MGM wanted people who didn’t read science fiction, to be able to tell, when they were watching “Forbidden Planet,” that they were seeing something that was made by people who respected the genre.
“Forbidden Planet” broke all the rules. It was ahead of its time, as if looking into the future. It was in colour, filmed in widescreen and had incredible special effects.
Anne Francis, who played Altaira, wore mini-skirts, and she wore them very well. This was before mini-skirts came in, which was in the mid 60’s. There was a viewscreen on board the spacecruiser. The crews carried communication devices that incorporated cameras, and even working phaser guns.

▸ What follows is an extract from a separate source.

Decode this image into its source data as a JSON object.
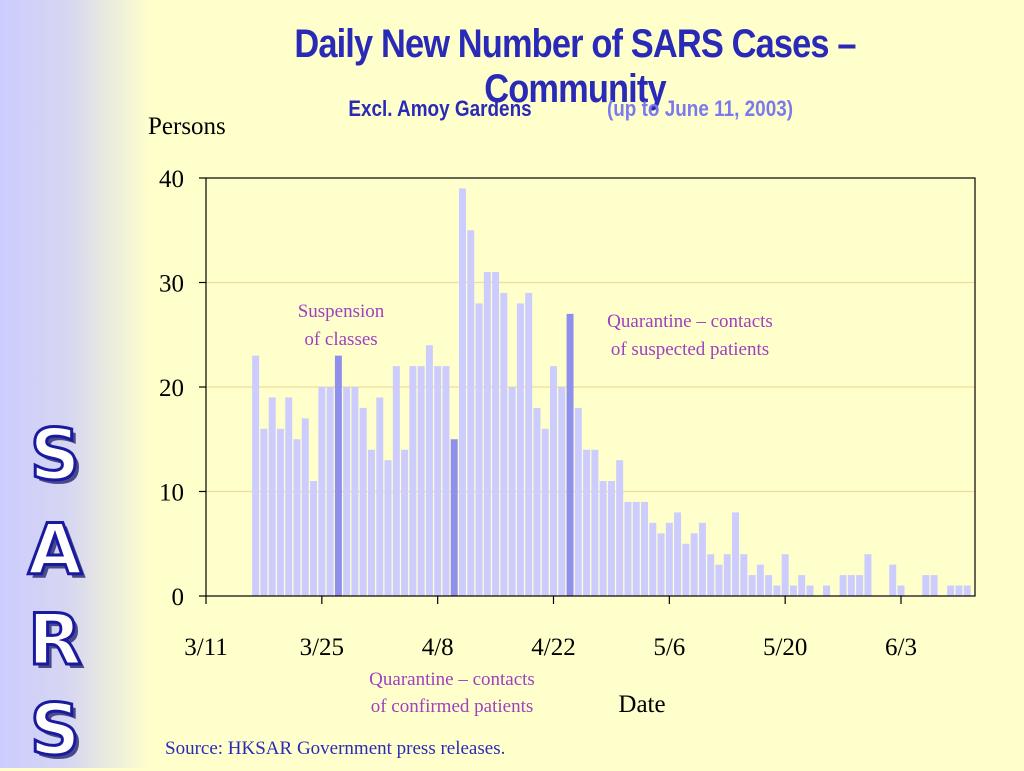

You can’t think of “Forbidden Planet” and not think of Robby the Robot. There would be very few people who haven’t heard of Robby. He is probably the most unique robot ever created for a movie. Sure, there have been others, the most famous being the robot from ”Lost in Space.” Before “Forbidden Planet," robots had been of the clunky variety where you basically got 3 metal blocks with a head. Robby was different. You could see where his joints worked. You could see he had gyroscopes inside his dome going around to keep him upright. There was all kinds of stuff there that could easily be thought of as being real technology. That was the big difference between Robby and every robot before him. Robby looked like he might actually work, that he could be for real. The idea you could have a robot as a friend, instead of an enemy, was a novel one. This again comes from respect for the genre. The character of Robby the robot, follows all of the basic laws of robotics. Asimovs 3 laws of robotics state that :
1) A robot may not injure a human being or, through inaction, allow a human being to come to harm.
2) A robot must obey orders given it by human beings except where such orders conflict with the first law.

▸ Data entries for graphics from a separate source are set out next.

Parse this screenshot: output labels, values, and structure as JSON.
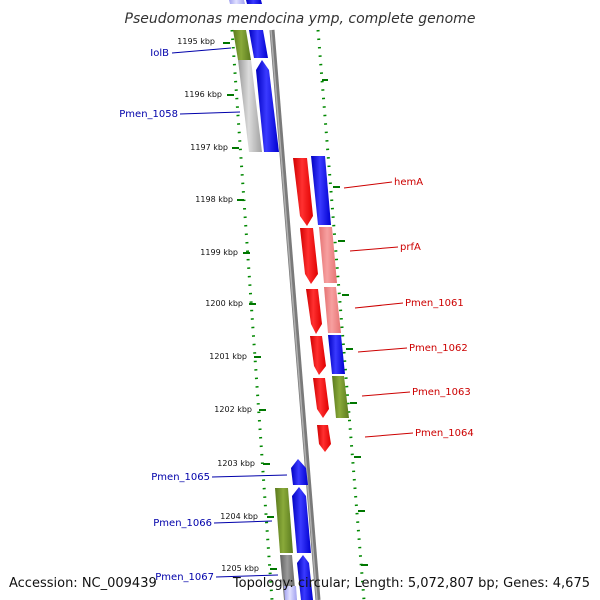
{
  "title": "Pseudomonas mendocina ymp, complete genome",
  "footer": {
    "accession": "Accession: NC_009439",
    "topology": "Topology: circular; Length: 5,072,807 bp; Genes: 4,675"
  },
  "ticks": [
    "1195 kbp",
    "1196 kbp",
    "1197 kbp",
    "1198 kbp",
    "1199 kbp",
    "1200 kbp",
    "1201 kbp",
    "1202 kbp",
    "1203 kbp",
    "1204 kbp",
    "1205 kbp"
  ],
  "genes_left": [
    "IolB",
    "Pmen_1058",
    "Pmen_1065",
    "Pmen_1066",
    "Pmen_1067"
  ],
  "genes_right": [
    "hemA",
    "prfA",
    "Pmen_1061",
    "Pmen_1062",
    "Pmen_1063",
    "Pmen_1064"
  ],
  "colors": {
    "reverse_strand_label": "#0000aa",
    "forward_strand_label": "#cc0000",
    "cog_blue": "#0000ff",
    "cog_red": "#ff0000",
    "cog_pink": "#f08080",
    "cog_olive": "#6b8e23",
    "cog_gray": "#aaaaaa",
    "tick_green": "#007700",
    "backbone": "#888888"
  }
}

3) A robot must protect its own existence as long as such protection does not conflict with the first or second law.
Clearly, the scriptwriters who wrote the script for “Forbidden Planet” were aware of these laws. Robby would go on to feature in another film, an episode on TV’s “The Thin Man”, “Lost In Space” and “Wonder Woman” to name a few.
“Forbidden Planet” could easily be forgiven as a pilot for “Star Trek.” Gene Roddenberry once mentioned that “Forbidden Planet” was what he wanted to do. He wanted to take it, make it and turn it into a TV series. Even “Star Wars” can be attributed to “Forbidden Planet.” Add to all of that a fine cast including Walter Pidgeon as Dr. Morbius, Anne Francis as his daughter Altaira, Leslie Nielsen (as a leading man in a serious straight acting role playing the love interest) as Commander J.J. Adams and a young Richard Anderson who would later turn up in another sci-fi show, for television, titled “The Six Million Dollar Man” with Lee Majors. Is it any wonder that “Forbidden Planet” has become the cult film that it is today. It was made with the respect science fiction deserves. Care was taken in all aspects of filming and everyone involved with the film took their work seriously. It is for all these reasons and more, and the fact it is just a great love story and action come mystery film set in the future, that it has stood the test of time.